Exe.4.5.1: Show that if $\varphi_e(x) \downarrow $ is a computable relation, then so is $\varphi_e(x)=y $.
Cor 4.5.3:
(a) $\varphi_{e,s}(x) \downarrow $ and $\varphi_{e,s}(x)=y $ are computable relations (of $e,s,x$).
(b) $\varphi_e(x) \downarrow \Leftrightarrow (\exists s) \varphi_{e,s}(x) \downarrow $ and $\varphi_e(x)=y \Leftrightarrow (\exists s) \varphi_{e,s}(x)=y$
Then he states after, "We will see later that $\varphi_e(x) \downarrow$ is not a computable relation".
My first question is if the latter statement is true then what is the meaning of asking Exe.4.5.1 which would be true trivially.
Second, we see later that $ K \leq_mK_0=\big\{<x,e>:x\in W_e\big\} $ which we can deduce that $K_0$ is not computable (as $K$ is not computable). I think also I'm right when I say: $\varphi_{e,s}(x) \downarrow \Leftrightarrow (\exists s) \varphi_{e,s}(x) \downarrow $ and from Cor.4.5.3 (b) we have $$\varphi_{e}(x) \downarrow \Leftrightarrow \varphi_{e,s}(x)\downarrow .$$
Then using Cor.4.5.3 (a) we can see that -if I'm right- $\varphi_{e}(x) \downarrow$ is a computable relation too, which leads to a contradiction.

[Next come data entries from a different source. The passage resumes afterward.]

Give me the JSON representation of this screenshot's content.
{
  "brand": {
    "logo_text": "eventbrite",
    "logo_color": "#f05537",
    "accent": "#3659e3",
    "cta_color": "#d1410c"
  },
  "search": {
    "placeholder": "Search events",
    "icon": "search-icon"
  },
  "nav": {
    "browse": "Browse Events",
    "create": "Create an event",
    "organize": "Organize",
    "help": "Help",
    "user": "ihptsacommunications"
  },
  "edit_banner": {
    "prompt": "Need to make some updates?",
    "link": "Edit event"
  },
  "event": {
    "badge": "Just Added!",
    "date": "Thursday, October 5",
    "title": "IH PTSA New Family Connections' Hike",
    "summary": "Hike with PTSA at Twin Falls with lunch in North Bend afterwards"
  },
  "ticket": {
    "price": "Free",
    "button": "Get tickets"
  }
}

So, please help me with my questions as I'm in a confliction understanding computable functions.
One of the fundamental concepts in computability theory is the notion of a computable reduction: We have a problem we know is unsolvable (say, the halting problem) and we can use that to show that other problems are unsolvable, by giving a reduction of the halting problem to our new problem. Then, if our new problem was solvable, we can take an instance of the halting problem, computably reduce it to our new problem, solve this, and so solve the halting problem. A contradiction.
So, instead of thinking of the exercise as "$K$ is solvable implies $K_0$ is solvable" is an exercise in noting antecedent is false, try to think you didn't know whether $K$ was solvable or not. You now have a new path to showing it is not solvable: By showing $K_0$ is not a computable set.

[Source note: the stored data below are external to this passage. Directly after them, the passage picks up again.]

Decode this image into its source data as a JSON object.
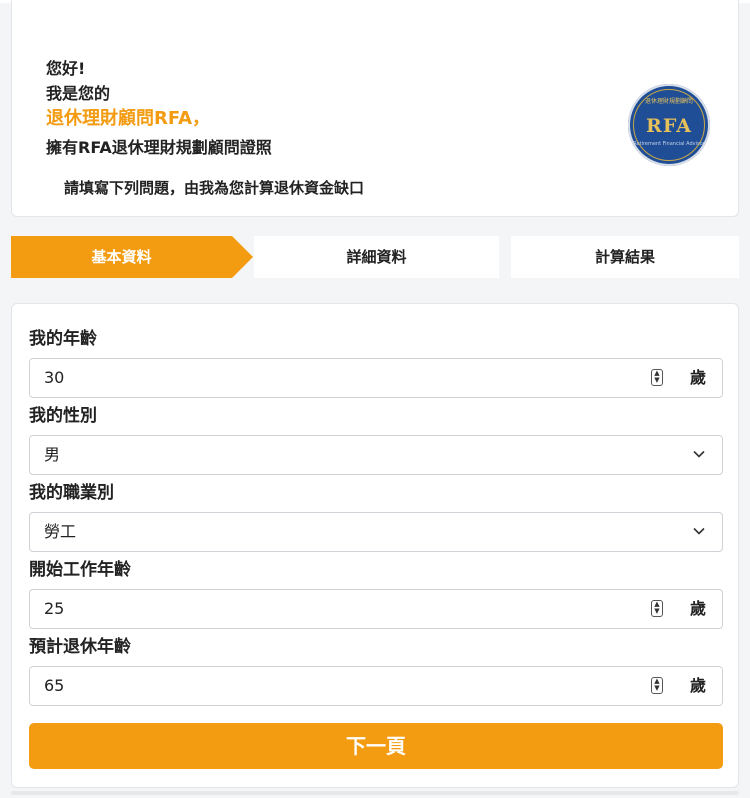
{
  "intro": {
    "greeting": "您好!",
    "line2": "我是您的",
    "highlight": "退休理財顧問RFA，",
    "line4": "擁有RFA退休理財規劃顧問證照",
    "note": "請填寫下列問題，由我為您計算退休資金缺口",
    "badge": {
      "abbr": "RFA",
      "arc_text": "退休理財規劃顧問",
      "sub_text": "Retirement Financial Advisor"
    }
  },
  "steps": [
    {
      "label": "基本資料",
      "active": true
    },
    {
      "label": "詳細資料",
      "active": false
    },
    {
      "label": "計算結果",
      "active": false
    }
  ],
  "form": {
    "age": {
      "label": "我的年齡",
      "value": "30",
      "unit": "歲"
    },
    "gender": {
      "label": "我的性別",
      "value": "男"
    },
    "occupation": {
      "label": "我的職業別",
      "value": "勞工"
    },
    "start_age": {
      "label": "開始工作年齡",
      "value": "25",
      "unit": "歲"
    },
    "retire_age": {
      "label": "預計退休年齡",
      "value": "65",
      "unit": "歲"
    },
    "next_label": "下一頁"
  },
  "icons": {
    "stepper": "stepper-icon",
    "dropdown": "chevron-down-icon"
  },
  "colors": {
    "accent": "#f39c12",
    "badge_blue": "#1f4e96",
    "badge_gold": "#e6c15a"
  }
}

More broadly, all the time in my work, I give a reduction from a non-computable set $A$ to another non-computable set $B$. The correct way to intepret this is via Turing machines with oracles: Namely, I have shown that a Turing machine with oracle for $B$ can determine membership in $A$.

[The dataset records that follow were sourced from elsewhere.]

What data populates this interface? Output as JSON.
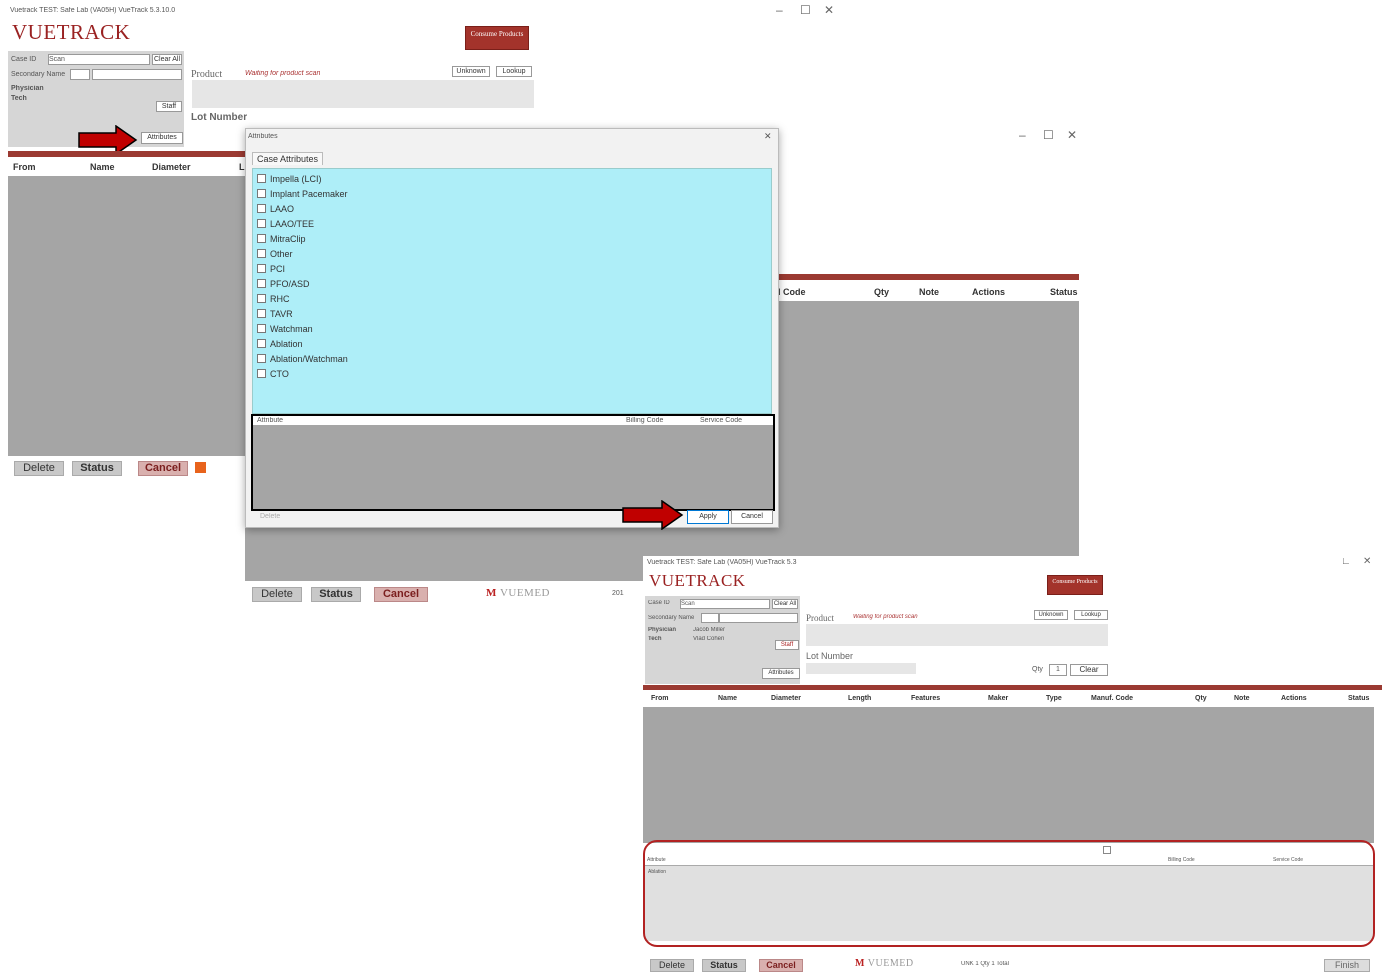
{
  "window1": {
    "titlebar": "Vuetrack TEST: Safe Lab  (VA05H) VueTrack 5.3.10.0",
    "logo": "VUETRACK",
    "consume_button": "Consume Products",
    "case_id_label": "Case ID",
    "case_id_value": "Scan",
    "clear_all": "Clear All",
    "secondary_name_label": "Secondary Name",
    "physician_label": "Physician",
    "tech_label": "Tech",
    "staff_button": "Staff",
    "attributes_button": "Attributes",
    "product_label": "Product",
    "product_status": "Waiting for product scan",
    "unknown_button": "Unknown",
    "lookup_button": "Lookup",
    "lot_number_label": "Lot Number",
    "columns": [
      "From",
      "Name",
      "Diameter",
      "L"
    ],
    "delete": "Delete",
    "status": "Status",
    "cancel": "Cancel"
  },
  "window2": {
    "columns": [
      "d Code",
      "Qty",
      "Note",
      "Actions",
      "Status"
    ],
    "delete": "Delete",
    "status": "Status",
    "cancel": "Cancel",
    "footer_logo": "VUEMED",
    "footer_text": "201"
  },
  "dialog": {
    "title": "Attributes",
    "tab": "Case Attributes",
    "items": [
      "Impella (LCI)",
      "Implant Pacemaker",
      "LAAO",
      "LAAO/TEE",
      "MitraClip",
      "Other",
      "PCI",
      "PFO/ASD",
      "RHC",
      "TAVR",
      "Watchman",
      "Ablation",
      "Ablation/Watchman",
      "CTO"
    ],
    "table_columns": [
      "Attribute",
      "Billing Code",
      "Service Code"
    ],
    "delete_button": "Delete",
    "apply_button": "Apply",
    "cancel_button": "Cancel"
  },
  "window3": {
    "titlebar": "Vuetrack TEST: Safe Lab  (VA05H) VueTrack 5.3",
    "logo": "VUETRACK",
    "consume_button": "Consume Products",
    "case_id_label": "Case ID",
    "case_id_value": "Scan",
    "clear_all": "Clear All",
    "secondary_name_label": "Secondary Name",
    "physician_label": "Physician",
    "physician_value": "Jacob Miller",
    "tech_label": "Tech",
    "tech_value": "Vlad Cohen",
    "staff_button": "Staff",
    "attributes_button": "Attributes",
    "product_label": "Product",
    "product_status": "Waiting for product scan",
    "unknown_button": "Unknown",
    "lookup_button": "Lookup",
    "lot_number_label": "Lot Number",
    "qty_label": "Qty",
    "qty_value": "1",
    "clear_button": "Clear",
    "columns": [
      "From",
      "Name",
      "Diameter",
      "Length",
      "Features",
      "Maker",
      "Type",
      "Manuf. Code",
      "Qty",
      "Note",
      "Actions",
      "Status"
    ],
    "attr_columns": [
      "Attribute",
      "Billing Code",
      "Service Code"
    ],
    "attr_rows": [
      "Ablation"
    ],
    "delete": "Delete",
    "status": "Status",
    "cancel": "Cancel",
    "footer_logo": "VUEMED",
    "footer_text": "UNK  1     Qty  1     Total",
    "finish": "Finish"
  },
  "colors": {
    "brand_red": "#9b3a32",
    "dialog_list_bg": "#aeeef8",
    "arrow_red": "#c00000",
    "highlight_border": "#b22222"
  }
}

As for your question 2 you are not correct in saying that $\varphi_{e,s}(x)\downarrow$ iff $(\exists s)\varphi_{e,s}(x)\downarrow$. Of course $\Rightarrow$ is true, but your claim on the left treats $s$ as fixed, and it does not follow from the fact that $\varphi_{e,s}(x)$ has not converged yet that it could not converge later. Your claimed equivalence actually says that a Turing machine halts iff it halts at stage $0$ which is obviously not true in general.